23. Scott Carnahan - November 8, 2009

Ben, you are truly the bringer of bad news about the state of the internet. First you tell me EH’s Wikipedia article was repaired, and now this. Oh well, good to know. I recant my faith in the Google memory hole.

Steven Sam, thanks for the link. I had heard a lot of q-lore at Berkeley, but never managed to pick it up to the point of fluency.

24. John Baez - November 9, 2009

I would look around memory caches to figure out what this whole “redacted/classified” business is about, but I get the sense from previous comments that it’s ultimately pointless. Oh well.

25. John Mangual - November 9, 2009

@Jim. I wonder if there is a “geometric” way of counting the intersections of tr(X) = 0 and the Bruhat classes.

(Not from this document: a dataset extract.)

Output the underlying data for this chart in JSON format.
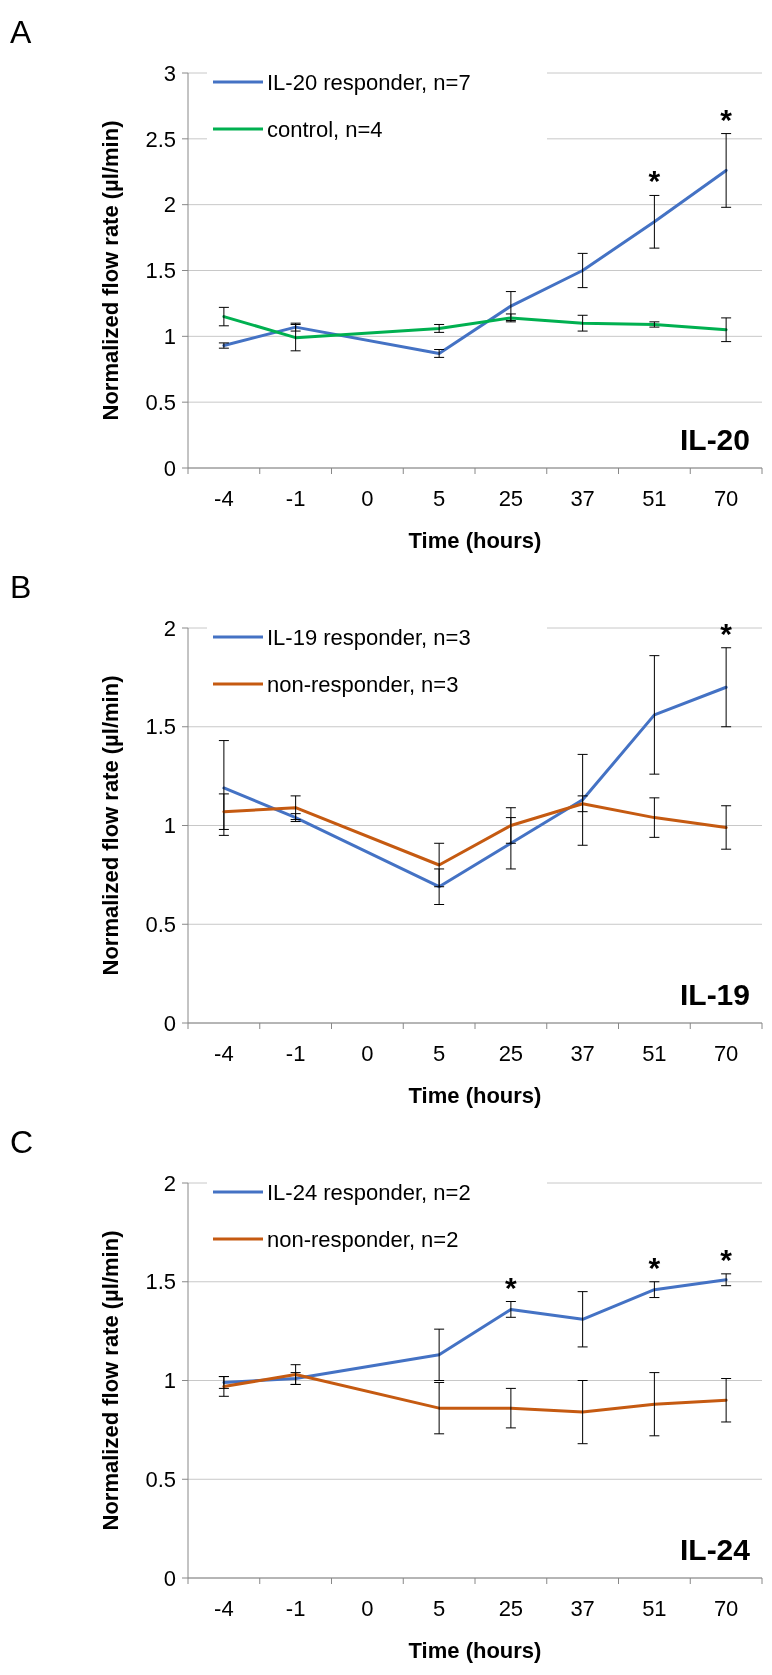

If we used \mathbb{C} instead of \mathbb{F}_q this would a geometric question.

It would be cool to find a similar connection between flats and Schubert classes.

26. Jim Humphreys - November 9, 2009

John – The short answer is that I don’t know, but the
question looks reasonable. The starting point could be
any algebraically closed field, such as one of prime
characteristic (then adapt to a smaller field of definition).
On the other hand, trace zero is probably special to the
GL or SL situation, within the natural matrix realization.
Bruhat decomposition occurs in other reductive or simple
groups, where for example it contributes to a uniform
computation of the finite group orders. There have been
other such counting arguments over finite fields, involving
intersections of double cosets, etc.

27. Daniel Black - November 13, 2009

Don’t hesitate to use “\displaystyle” to make summation spiffier.